Alors non je n’ai pas la prétention de faire un remake du roman de Bruce Lowery à ma sauce. Dans ce roman, Jeff subissait les moqueries à cause de sa cicatrice et s’enfonçait dans une coupable solitude. Ce roman en a marqué plus d’un tant certains passages sont douloureux et difficiles à lire. Je ne suis pas Jeff. Je n’ai pas tellement le droit de me plaindre. Mais je ne la vis pas très bien. Ce chef d’œuvre a été entamé en juin 2016 et achevé en octobre de la même année.
Ce billet aurait pu s’appeler les cicatrices vu que plusieurs traversent mon corps telles des voies d’autoroute mais on se contentera du singulier, car si celles sur lesquelles j’ai besoin de l’épanchement sont bien deux elles se rejoignent pour n’en former qu’une que je déteste.
Oui je la déteste. Je suis lasse d’entendre qu’elle est belle, qu’elle a été bien faite, qu’elle est propre (encore heureux!), que ça aurait pu être pire, que Lucette connaît Jeannette qui a la même et que c’est une cata la sienne.
Non vraiment je suis lasse. Ce ne sont pas les autres qui vont me faire l’aimer mais bien moi. Peut-être un jour.
Elle est voyante, imposante, elle pose le décor direct. Je plaisante en disant qu’elle fait ghetto, chef de bande, qu’elle est là pour prouver que je suis une nana sur qui on ne marche pas.
Que nenni.
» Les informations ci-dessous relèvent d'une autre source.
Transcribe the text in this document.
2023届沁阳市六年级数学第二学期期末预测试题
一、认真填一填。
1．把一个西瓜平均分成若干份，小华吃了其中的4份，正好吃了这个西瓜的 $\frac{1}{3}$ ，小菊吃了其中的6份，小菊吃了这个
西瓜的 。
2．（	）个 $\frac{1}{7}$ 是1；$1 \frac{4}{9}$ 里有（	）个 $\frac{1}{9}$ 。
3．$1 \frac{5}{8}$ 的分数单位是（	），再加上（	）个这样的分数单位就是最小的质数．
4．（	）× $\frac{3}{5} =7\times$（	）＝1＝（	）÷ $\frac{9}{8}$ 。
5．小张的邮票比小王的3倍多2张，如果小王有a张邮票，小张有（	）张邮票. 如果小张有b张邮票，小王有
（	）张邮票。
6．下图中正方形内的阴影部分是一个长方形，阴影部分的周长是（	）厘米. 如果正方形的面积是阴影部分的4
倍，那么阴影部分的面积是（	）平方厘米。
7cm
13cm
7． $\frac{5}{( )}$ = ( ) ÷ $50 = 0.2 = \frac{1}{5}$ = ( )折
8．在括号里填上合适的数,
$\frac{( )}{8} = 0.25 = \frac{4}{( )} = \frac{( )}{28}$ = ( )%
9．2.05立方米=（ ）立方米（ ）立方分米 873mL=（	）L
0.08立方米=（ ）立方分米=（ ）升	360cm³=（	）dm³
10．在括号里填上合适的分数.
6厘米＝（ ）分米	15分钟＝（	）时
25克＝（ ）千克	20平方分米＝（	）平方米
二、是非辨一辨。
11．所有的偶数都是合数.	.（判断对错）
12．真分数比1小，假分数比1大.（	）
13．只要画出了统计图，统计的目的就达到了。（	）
Elle est là pour que jamais je n’oublie ces douleurs, ces moments difficiles, ces opérations et que mon corps a changé à tout jamais. Chaque cicatrice raconte une histoire. Celle-ci je m’en serais bien passée. C’est une trace imprimée sur moi. Je ne la vois pas seulement, je la sens. Elle me fait mal. Elle me gêne. Elle m’empêche de travailler comme j’aimerais car avant je pouvais appréhender, jouer avec les enfants, porter les bébés sans craindre un innocent geste ou coup de petite tête qui peut me provoquer une douleur inouïe sur le moment et lancinante sur la durée. Même à ma fille, je lui dis régulièrement “Fais attention à ma cicatrice mon cœur”. Elle me demande souvent de la cacher. Elle a détesté cette période. Et elle a bien compris que ce n’était pas quelque chose de naturel sur un corps. Parfois elle veut la toucher. Ceux qui ont des cicatrices savent combien c’est désagréable quand quelqu’un les touche. Mais ma fille je la laisse l’appréhender et je veux la rassurer. Ses bisous aident à apaiser ma douleur et ma colère.
Quand je vois certaines cicatrices, que j’entends certaines histoires de vie je me rappelle que je n’ai quelque part pas le droit d’en faire tout un truc. Je le fais ici dans mon univers ou avec mes proches du quotidien. Non je n’ai pas vécu la guerre. Oui j’ai été soigné par un chirurgien renommé. Quand bien même. C’est difficile.
Alors je la traite. Je la soigne. Je la bichonne. Je la cache. Je lui parle.
La nuit, je la crème avec Cicalfate d’Avène en couche épaisse telle un cataplasme. La journée je mettais Bi-oil mon allié mais le côté huileux et brillant ne fait pas toujours très clean et on m’a conseillé d’alterner. Je viens de commencer à appliquer le gel Bepanthene Cica. On verra. Oh je ne m’attends pas à ce qu’elle disparaisse. J’aimerais qu’elle s’atténue. Qu’elle se voit moins. Qu’elle me gêne moins. Qu’on parvienne à s’apprivoiser toutes les deux pour cohabiter de la meilleure façon possible. Je sais qu’il existe des traitements, des méthodes, des chirurgies. Je n’en suis pas là et avec ma chance légendaire je pourrais bien repartir avec un troisième axe à cet endroit! Il y a pas mal de nouvelles techniques pour les atténuer. Il faut avant tout fuir le soleil et attendre 18 mois avant d’envisager toutes réparations.
“- Tu fais quoi dans la vie?
– Rien, je poursuis des émotions, je trébuche dans des regards et je collectionne des cicatrices.”